Publié le Vendredi 26 juillet 2013 à 12h24.

Anticolonialisme : à propos de la disparition d’Henri Alleg

Beaucoup de choses ont été dites et écrites sur Henri Alleg décédé la semaine dernière. Souvent beaucoup de mensonges et pas mal d’hypocrisie de la part des personnalités politiques de gauche qui lui ont rendu hommage.

Henri Alleg, militant du PCA torturé par les paras de Massu, est un des symboles de la lutte anticolonialiste. Il restera dans l’histoire, tout comme les communistes Raymonde Dien qui se coucha sur le rails pour empêcher un train de munitions de partir pour la guerre en Indochine, le marin Henri Martin qui refusa d'y servir ou le soldat Alban Liechti qui fera de même pendant la guerre d’Algérie. Mais en matière d’hypocrisie, commençons par les larmes de crocodiles des dirigeants PS pleurant la disparition d’Henri Alleg, alors qu’il suffit de rappeler que l’insurrection algérienne a commencé en 1954 et que l’essentiel de la guerre répressive a été menée par un gouvernement socialiste sous la houlette des Guy Mollet, Lacoste ou Mitterrand. Ce dernier qui proclamait que « l’Algérie était française » a été ministre de la justice jusqu’en mai 57 et c’est lui qui a refusé de gracier 45 condamnés à mort qui seront guillotinés, comme le communiste Fernand Yveton ou un autre membre du PCA, l'aspirant Maillot qui avait déserté en 1956 et sera arrêté, puis assassiné.

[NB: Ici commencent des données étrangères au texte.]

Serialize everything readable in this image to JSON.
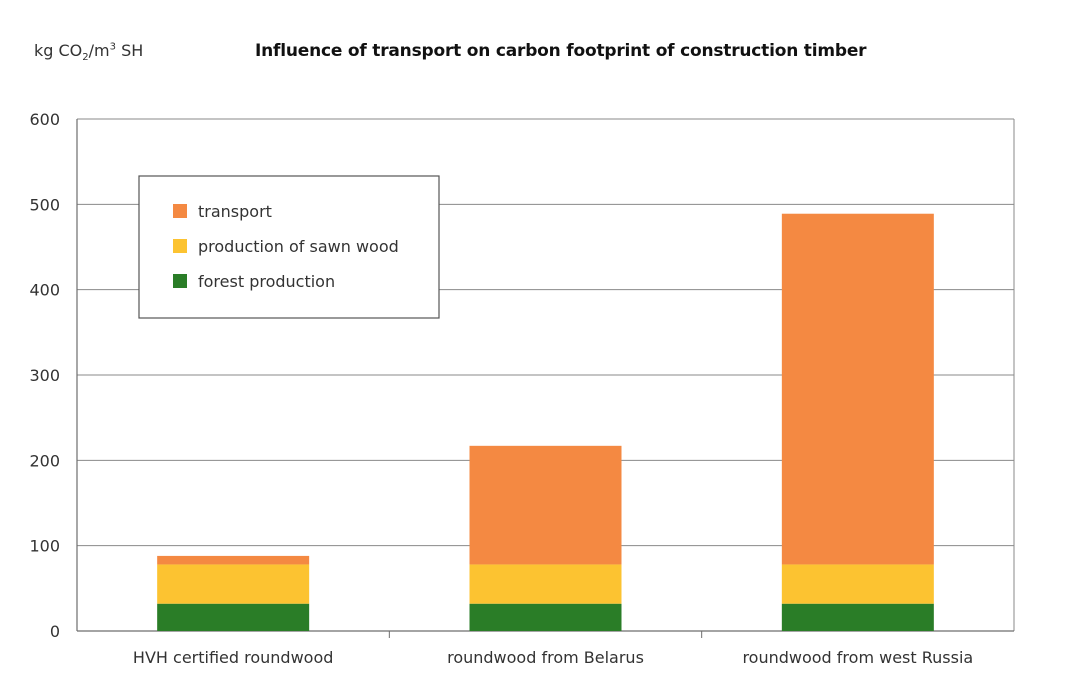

Les opposants tardifs à la guerreLe PCF, qui joue aujourd’hui sur ses « martyrs », oublie de dire qu’en 1954, comme le PCA, il avait condamné le début de l’insurrection armée, puis voté en 1956 au Parlement les « pouvoirs spéciaux » qui ont permis au gouvernement dirigé par Guy Mollet d’envoyer le contingent en Algérie. Par la suite, le PCF, partisan de la « paix en Algérie » et non de l’indépendance, s’est opposé à celles et ceux qui se sont engagés dans les réseaux de soutien au FLN (réseaux Jeanson, Curiel, ou à Jeune résistance, organisation agissant dans l’armée, bloquant les trains de soldats partant pour Marseille, aidant les déserteurs). Beaucoup de militants communistes furent exclus du parti pour avoir milité dans ces structures, souvent au coté de chrétiens comme ceux qui éditaient la revue Témoignages et Documents. Le PCA ne ralliera le FLN qu’en 1956 après avoir créé ses propres groupes armés, et ça n’est qu’à la fin de la guerre que le PCF demandera à une vingtaine de ses militants (presque tous fils de dirigeants) de refuser de partir à l'armée et donc de se faire arrêter. Il n’est pas question ici d’ignorer le rôle du PCF dans cette bataille anticolonialiste mais de rétablir quelques vérités, y compris pour comprendre l’origine des exclusions et le rôle de la guerre d’Algérie pour la génération de 68 et d’après. Signalons enfin qu’Alleg était devenu un opposant organisé à la direction actuelle du PCF, lui reprochant ses « capitulations ». Membre du Pôle de renaissance communiste en France, ce nostalgique de l’URSS était aussi membre du Comité Honecker de solidarité internationaliste (du nom de l'ancien dirigeant d'Allemagne de l'Est…).